**browsergym-core**
- New features
- :tada: Set-of-Marks :tada: a new method is available to easily overlay element boxes and `bid` attributes on top of the screenshot, following ideas from [WebVoyager](https://arxiv.org/html/2401.13919v3) and [OSWorld](https://arxiv.org/abs/2404.07972)
python
from browsergym.utils.obs import overlay_som
...
obs, info = env.reset()
screenshot_with_som = overlay_som(obs["screenshot"], obs["extra_element_properties"], fontsize = 12, linewidth = 2, tag_margin = 2)
![screenshot_som](https://github.com/ServiceNow/BrowserGym/assets/1726818/4b971dc6-ce53-45cb-b90d-30ad4c36b191)
- new high-level actions `upload_file` and `mouse_upload_file`
- new field `"extra_element_properties"` in each observation. Contains a dict with `bid` keys, which gives the extra properties computed by browsergym for every element with a bid on the current page. Example:
python
{
"23": {
"visibility": 0.6, float between 0 and 1
"bbox": [56, 345, 12, 20], [x, y, width, height]
"clickable": True, boolean
"set_of_marks": False, boolean
}
- new `set_of_marks` property (computed with JS tag `browsergym_set_of_marks`), following [WebVoyager](https://github.com/MinorJerry/WebVoyager/blob/main/utils.py) implementation (boolean 0 or 1, whether element should be part of the set-of-marks overlay)
- new `clickable` property, extracted from Chrome's DOMSnapshot's `isClickable`
- new info fields `"action_exec_start"`, `"action_exec_timeout"` and `"action_exec_stop"` after each `env.step()` call, useful for video editing
- new `resizeable_window` parameter in `BrowserEnv` to switch between setting the viewport size via Chrome (previous behavior, resizeable window and viewport) or via Playwright (new default behaviour, viewport is not resizeable)
- Breaking changes
- changed visibility tag in JS from `browsergym_is_in_viewport` (boolean 0 or 1) to `browsergym_visibility_ratio` (value between 0.0 and 1.0), extracted as the `visibility` extra property (see new features)
- `BrowserEnv` parameters `viewport` (viewport size), `slow_mo` (pause between playwright calls) and `timeout` (default playwright timeout) are now provided by the task. They can still be set in the environment's constructor to override the value provided by the task, which will display a warning.
- each task inheriting `AbstractBrowserTask` must now take a seed at instantiation (in constructor), instead of via the `task.setup()` method. This is also where each task should decide its desired browser setting by setting its attributes `task.viewport`, `task.slow_mo` and `task.timeout` (see point above)
- Refactors
- bid-based high-level actions fail faster (500 ms)
- shorter nested bids with alphabetical bids for iframes (`21-53` -> `a53`)

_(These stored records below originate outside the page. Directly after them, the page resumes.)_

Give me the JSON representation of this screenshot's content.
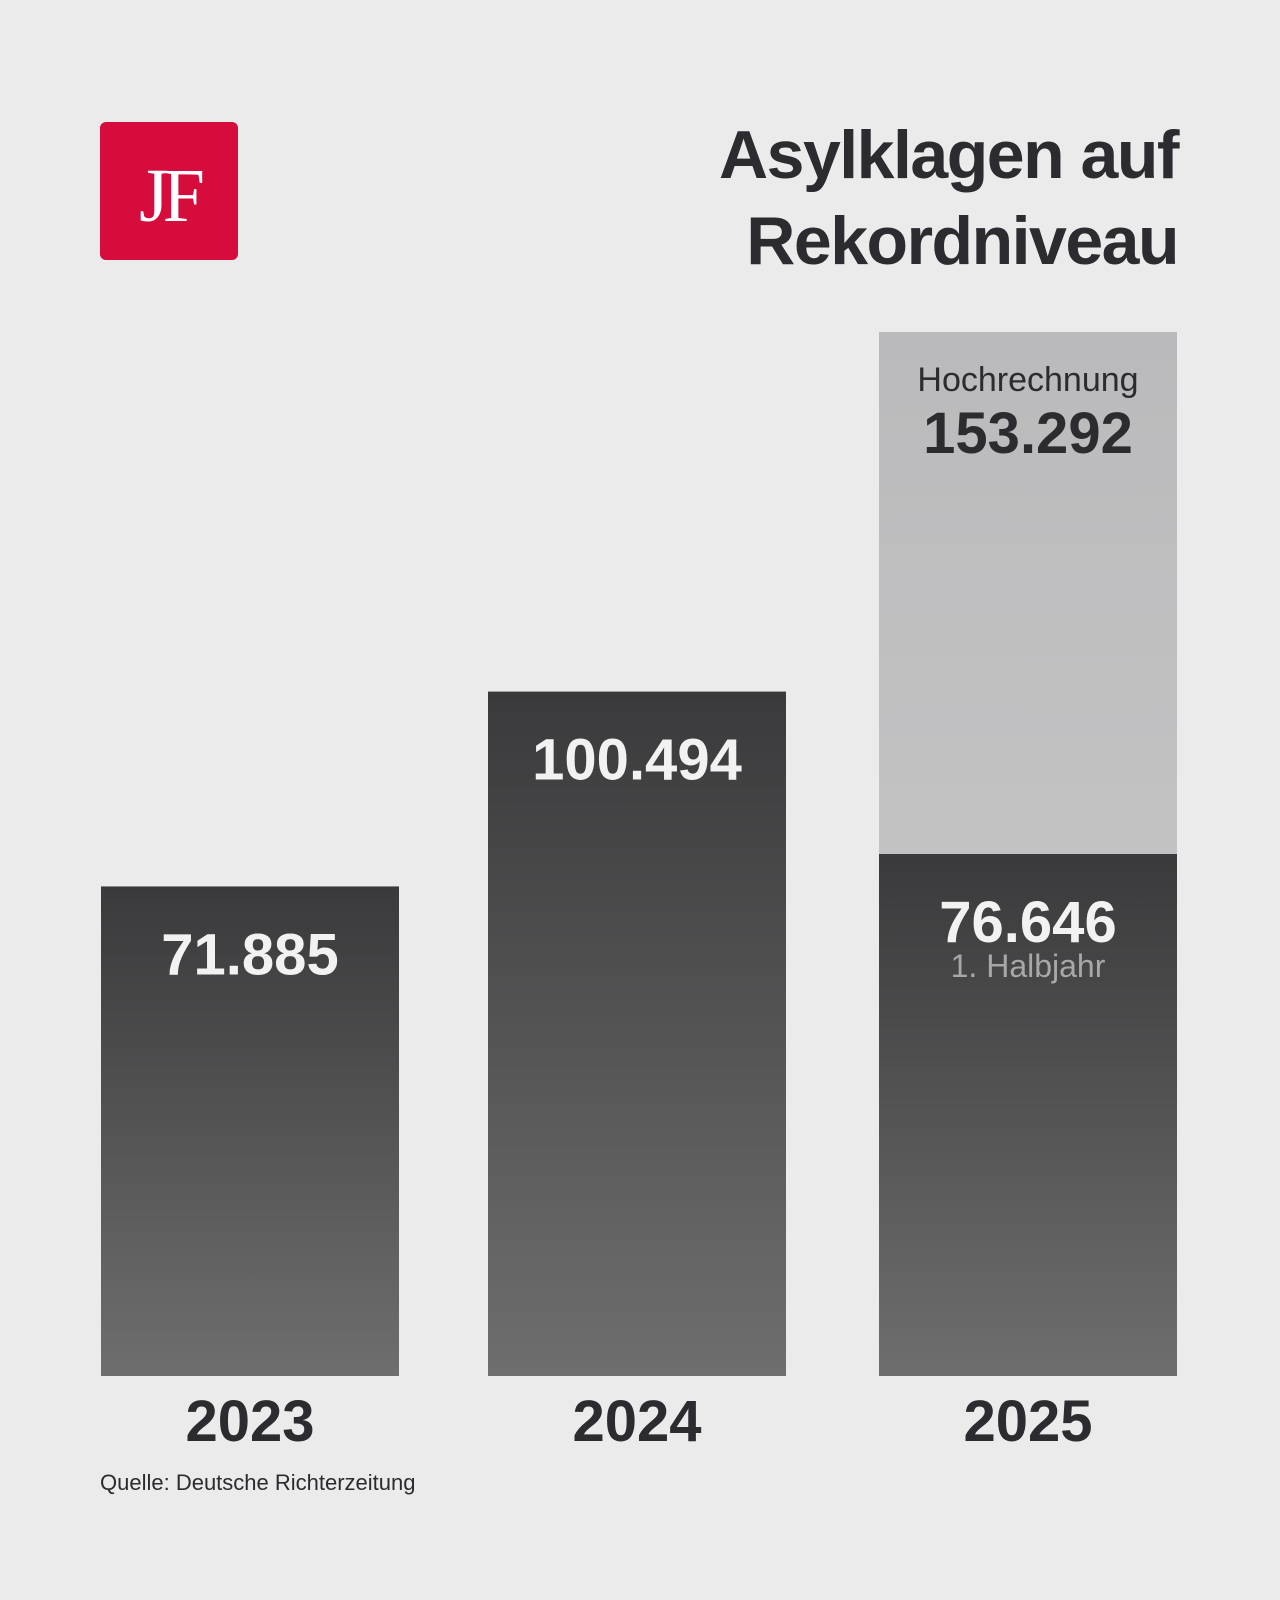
{
  "logo": {
    "text": "JF",
    "color": "#d50c3c"
  },
  "chart_data": {
    "type": "bar",
    "title": "Asylklagen auf Rekordniveau",
    "title_lines": [
      "Asylklagen auf",
      "Rekordniveau"
    ],
    "categories": [
      "2023",
      "2024",
      "2025"
    ],
    "bars": [
      {
        "category": "2023",
        "value": 71885,
        "label": "71.885"
      },
      {
        "category": "2024",
        "value": 100494,
        "label": "100.494"
      },
      {
        "category": "2025",
        "value": 76646,
        "label": "76.646",
        "sublabel": "1. Halbjahr",
        "projection": {
          "value": 153292,
          "label": "153.292",
          "caption": "Hochrechnung"
        }
      }
    ],
    "ylim": [
      0,
      153292
    ],
    "grid": false,
    "colors": {
      "actual_top": "#3a3a3c",
      "actual_bottom": "#6e6e6e",
      "projection_top": "#bababc",
      "projection_bottom": "#cbcbcb",
      "text_dark": "#2b2b30",
      "text_light": "#f2f2f2",
      "sublabel": "#a8a8a8"
    }
  },
  "source": "Quelle: Deutsche Richterzeitung"
}
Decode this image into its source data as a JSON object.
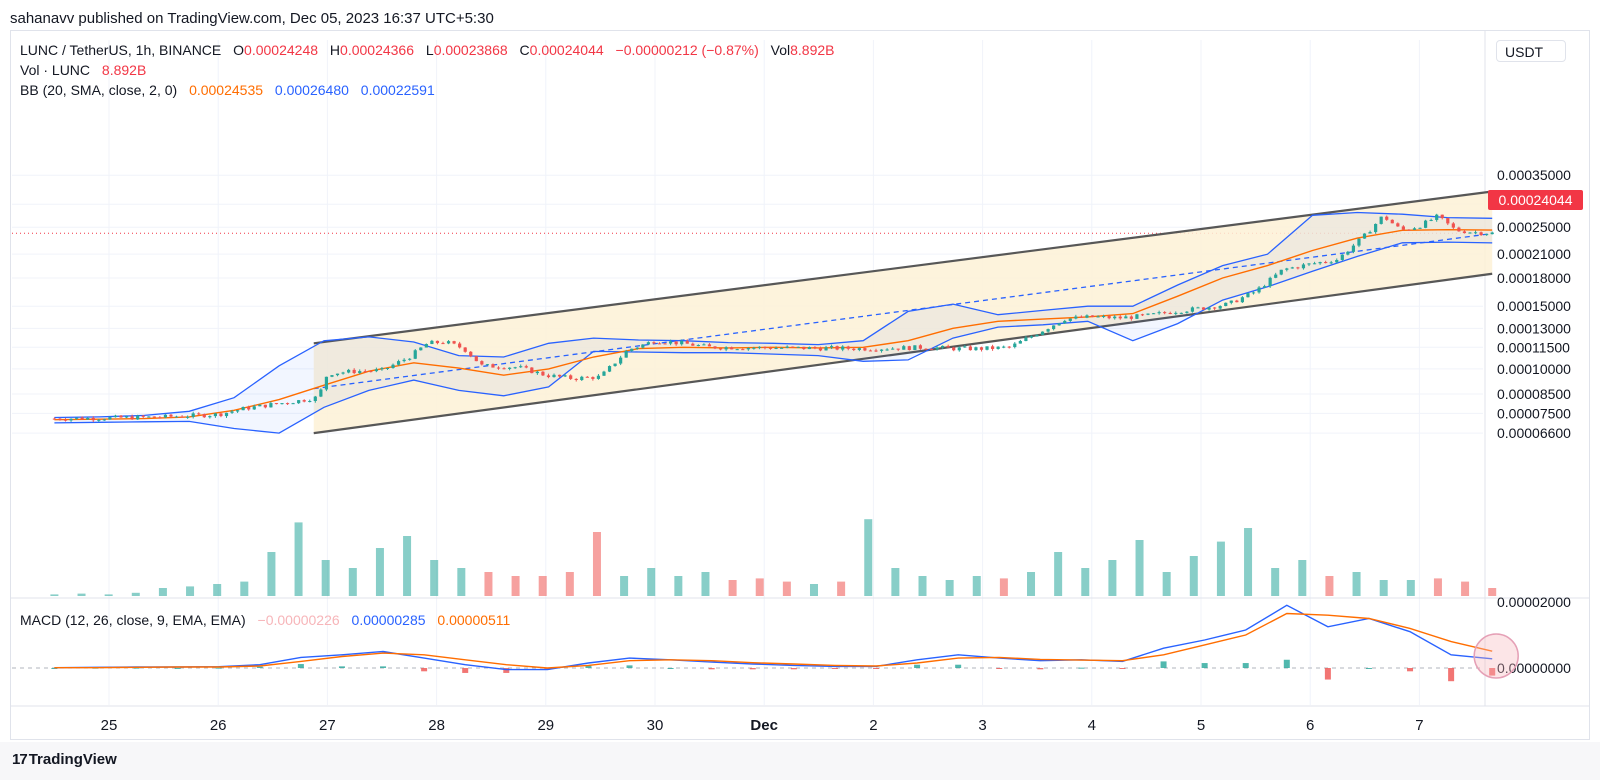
{
  "header": {
    "published": "sahanavv published on TradingView.com, Dec 05, 2023 16:37 UTC+5:30"
  },
  "legend": {
    "symbol": "LUNC / TetherUS, 1h, BINANCE",
    "o_label": "O",
    "o_value": "0.00024248",
    "h_label": "H",
    "h_value": "0.00024366",
    "l_label": "L",
    "l_value": "0.00023868",
    "c_label": "C",
    "c_value": "0.00024044",
    "change": "−0.00000212 (−0.87%)",
    "vol_label": "Vol",
    "vol_value": "8.892B",
    "vol_series": "Vol · LUNC",
    "vol_series_value": "8.892B",
    "bb": "BB (20, SMA, close, 2, 0)",
    "bb_basis": "0.00024535",
    "bb_upper": "0.00026480",
    "bb_lower": "0.00022591",
    "macd": "MACD (12, 26, close, 9, EMA, EMA)",
    "macd_hist": "−0.00000226",
    "macd_line": "0.00000285",
    "macd_signal": "0.00000511"
  },
  "currency": "USDT",
  "last_price": "0.00024044",
  "footer": {
    "brand": "TradingView",
    "logo_glyph": "17"
  },
  "colors": {
    "up": "#26a69a",
    "down": "#ef5350",
    "basis": "#ff6d00",
    "bands": "#2962ff",
    "channel": "#575757",
    "channel_fill": "#fdf1d6",
    "price_line": "#f23645"
  },
  "chart_data": {
    "type": "line",
    "scale": "log",
    "x_ticks": [
      "25",
      "26",
      "27",
      "28",
      "29",
      "30",
      "Dec",
      "2",
      "3",
      "4",
      "5",
      "6",
      "7"
    ],
    "x_range": [
      "Nov 24 06:00",
      "Dec 7 18:00"
    ],
    "y_ticks": [
      "0.00035000",
      "0.00029000",
      "0.00025000",
      "0.00021000",
      "0.00018000",
      "0.00015000",
      "0.00013000",
      "0.00011500",
      "0.00010000",
      "0.00008500",
      "0.00007500",
      "0.00006600"
    ],
    "price_series": [
      {
        "t": "Nov 24 12:00",
        "c": 7.25e-05
      },
      {
        "t": "Nov 25 00:00",
        "c": 7.28e-05
      },
      {
        "t": "Nov 25 12:00",
        "c": 7.33e-05
      },
      {
        "t": "Nov 26 00:00",
        "c": 7.45e-05
      },
      {
        "t": "Nov 26 06:00",
        "c": 7.75e-05
      },
      {
        "t": "Nov 26 12:00",
        "c": 7.95e-05
      },
      {
        "t": "Nov 26 18:00",
        "c": 8.15e-05
      },
      {
        "t": "Nov 26 22:00",
        "c": 8.33e-05
      },
      {
        "t": "Nov 27 00:00",
        "c": 9.7e-05
      },
      {
        "t": "Nov 27 06:00",
        "c": 9.85e-05
      },
      {
        "t": "Nov 27 12:00",
        "c": 9.9e-05
      },
      {
        "t": "Nov 27 18:00",
        "c": 0.000108
      },
      {
        "t": "Nov 27 22:00",
        "c": 0.000118
      },
      {
        "t": "Nov 28 02:00",
        "c": 0.000119
      },
      {
        "t": "Nov 28 06:00",
        "c": 0.000114
      },
      {
        "t": "Nov 28 10:00",
        "c": 0.000102
      },
      {
        "t": "Nov 28 18:00",
        "c": 0.000101
      },
      {
        "t": "Nov 29 00:00",
        "c": 9.6e-05
      },
      {
        "t": "Nov 29 06:00",
        "c": 9.4e-05
      },
      {
        "t": "Nov 29 12:00",
        "c": 9.5e-05
      },
      {
        "t": "Nov 29 18:00",
        "c": 0.000113
      },
      {
        "t": "Nov 30 00:00",
        "c": 0.00012
      },
      {
        "t": "Nov 30 06:00",
        "c": 0.000118
      },
      {
        "t": "Nov 30 12:00",
        "c": 0.000115
      },
      {
        "t": "Dec 1 00:00",
        "c": 0.000114
      },
      {
        "t": "Dec 1 12:00",
        "c": 0.000115
      },
      {
        "t": "Dec 1 18:00",
        "c": 0.000114
      },
      {
        "t": "Dec 2 00:00",
        "c": 0.000114
      },
      {
        "t": "Dec 2 06:00",
        "c": 0.000115
      },
      {
        "t": "Dec 2 18:00",
        "c": 0.000138
      },
      {
        "t": "Dec 3 00:00",
        "c": 0.00014
      },
      {
        "t": "Dec 3 06:00",
        "c": 0.000139
      },
      {
        "t": "Dec 3 12:00",
        "c": 0.000141
      },
      {
        "t": "Dec 3 18:00",
        "c": 0.000145
      },
      {
        "t": "Dec 4 00:00",
        "c": 0.000148
      },
      {
        "t": "Dec 4 06:00",
        "c": 0.000152
      },
      {
        "t": "Dec 4 12:00",
        "c": 0.000165
      },
      {
        "t": "Dec 4 18:00",
        "c": 0.00019
      },
      {
        "t": "Dec 5 00:00",
        "c": 0.000197
      },
      {
        "t": "Dec 5 06:00",
        "c": 0.000203
      },
      {
        "t": "Dec 5 12:00",
        "c": 0.000237
      },
      {
        "t": "Dec 5 16:00",
        "c": 0.000269
      },
      {
        "t": "Dec 5 20:00",
        "c": 0.000245
      },
      {
        "t": "Dec 6 00:00",
        "c": 0.000252
      },
      {
        "t": "Dec 6 04:00",
        "c": 0.000268
      },
      {
        "t": "Dec 6 08:00",
        "c": 0.000245
      },
      {
        "t": "Dec 6 12:00",
        "c": 0.000242
      },
      {
        "t": "Dec 6 16:00",
        "c": 0.0002404
      }
    ],
    "basis": [
      7.2e-05,
      7.22e-05,
      7.25e-05,
      7.33e-05,
      7.65e-05,
      8.2e-05,
      9e-05,
      9.85e-05,
      0.000104,
      0.0001005,
      9.6e-05,
      0.0001,
      0.000108,
      0.000114,
      0.000115,
      0.0001145,
      0.000115,
      0.0001145,
      0.000115,
      0.00012,
      0.00013,
      0.000136,
      0.000138,
      0.00014,
      0.000143,
      0.00016,
      0.00018,
      0.000195,
      0.000215,
      0.000233,
      0.000245,
      0.000246,
      0.0002454
    ],
    "upper": [
      7.3e-05,
      7.33e-05,
      7.4e-05,
      7.6e-05,
      8.3e-05,
      0.000102,
      0.00012,
      0.000123,
      0.000119,
      0.000109,
      0.000108,
      0.000118,
      0.000122,
      0.0001205,
      0.00012,
      0.0001185,
      0.000118,
      0.000117,
      0.00012,
      0.000145,
      0.000152,
      0.000142,
      0.000146,
      0.00015,
      0.00015,
      0.000172,
      0.000195,
      0.00021,
      0.00027,
      0.000275,
      0.000272,
      0.000266,
      0.0002648
    ],
    "lower": [
      7.05e-05,
      7.08e-05,
      7.1e-05,
      7.12e-05,
      6.8e-05,
      6.6e-05,
      7.8e-05,
      8.7e-05,
      9.3e-05,
      8.7e-05,
      8.4e-05,
      8.9e-05,
      0.000112,
      0.0001115,
      0.000111,
      0.000111,
      0.00011,
      0.000109,
      0.000105,
      0.000106,
      0.000122,
      0.000131,
      0.000133,
      0.000136,
      0.00012,
      0.000134,
      0.000156,
      0.00017,
      0.000188,
      0.000207,
      0.000226,
      0.000227,
      0.0002259
    ],
    "channel": {
      "upper": {
        "from": {
          "t": "Nov 26 21:00",
          "y": 0.000118
        },
        "to": {
          "t": "Dec 6 16:00",
          "y": 0.000315
        }
      },
      "lower": {
        "from": {
          "t": "Nov 26 21:00",
          "y": 6.6e-05
        },
        "to": {
          "t": "Dec 6 16:00",
          "y": 0.000185
        }
      },
      "middle": {
        "from": {
          "t": "Nov 26 21:00",
          "y": 8.8e-05
        },
        "to": {
          "t": "Dec 6 16:00",
          "y": 0.00024
        }
      }
    },
    "volume_relative": [
      0.02,
      0.03,
      0.02,
      0.04,
      0.1,
      0.12,
      0.15,
      0.18,
      0.55,
      0.92,
      0.45,
      0.35,
      0.6,
      0.75,
      0.45,
      0.35,
      0.3,
      0.25,
      0.25,
      0.3,
      0.8,
      0.25,
      0.35,
      0.25,
      0.3,
      0.2,
      0.22,
      0.18,
      0.15,
      0.18,
      0.96,
      0.35,
      0.25,
      0.2,
      0.25,
      0.22,
      0.3,
      0.55,
      0.35,
      0.45,
      0.7,
      0.3,
      0.5,
      0.68,
      0.85,
      0.35,
      0.45,
      0.25,
      0.3,
      0.2,
      0.2,
      0.22,
      0.18,
      0.1
    ],
    "macd": {
      "y_ticks": [
        "0.00002000",
        "0.00000000"
      ],
      "macd_line": [
        1e-07,
        2e-07,
        3e-07,
        3e-07,
        4e-07,
        1e-06,
        3.2e-06,
        4e-06,
        5e-06,
        3e-06,
        1e-06,
        -5e-07,
        -5e-07,
        1.5e-06,
        3e-06,
        2.5e-06,
        1.8e-06,
        1.2e-06,
        8e-07,
        5e-07,
        5e-07,
        2.5e-06,
        4e-06,
        3e-06,
        2.2e-06,
        2.5e-06,
        2e-06,
        6e-06,
        8.5e-06,
        1.15e-05,
        1.9e-05,
        1.25e-05,
        1.5e-05,
        1.1e-05,
        4e-06,
        2.8e-06
      ],
      "signal_line": [
        1e-07,
        1e-07,
        2e-07,
        3e-07,
        3e-07,
        6e-07,
        2e-06,
        3.5e-06,
        4.5e-06,
        4e-06,
        2.5e-06,
        1e-06,
        0.0,
        8e-07,
        2.2e-06,
        2.5e-06,
        2.2e-06,
        1.6e-06,
        1.2e-06,
        8e-07,
        6e-07,
        1.5e-06,
        3e-06,
        3.2e-06,
        2.6e-06,
        2.4e-06,
        2.2e-06,
        4e-06,
        7e-06,
        1e-05,
        1.65e-05,
        1.6e-05,
        1.5e-05,
        1.2e-05,
        8e-06,
        5.1e-06
      ],
      "histogram": [
        0.0,
        1e-07,
        1e-07,
        0.0,
        1e-07,
        4e-07,
        1.2e-06,
        5e-07,
        5e-07,
        -1e-06,
        -1.5e-06,
        -1.5e-06,
        -5e-07,
        7e-07,
        8e-07,
        0.0,
        -4e-07,
        -4e-07,
        -4e-07,
        -3e-07,
        -1e-07,
        1e-06,
        1e-06,
        -2e-07,
        -4e-07,
        1e-07,
        -2e-07,
        2e-06,
        1.5e-06,
        1.5e-06,
        2.5e-06,
        -3.5e-06,
        0.0,
        -1e-06,
        -4e-06,
        -2.3e-06
      ]
    }
  }
}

- fix mouse display position in demo mode (`absolute` -> `fixed`)
- modern chat theme
- refactored coordinate computation using Chrome's DOMSnapshot instead of JS, should be more robust to edge cases
- refactored visibility computation using the `IntersectionObserver` API, should be more robust to edge cases
- more robust frame marking, supports edge cases such as sandboxed iframes, and pdf viewers in `<embed>` tags
**browsergym-miniwob**
- fixed goal conversion to text in task `browsergym/miniwob/click-menu-2`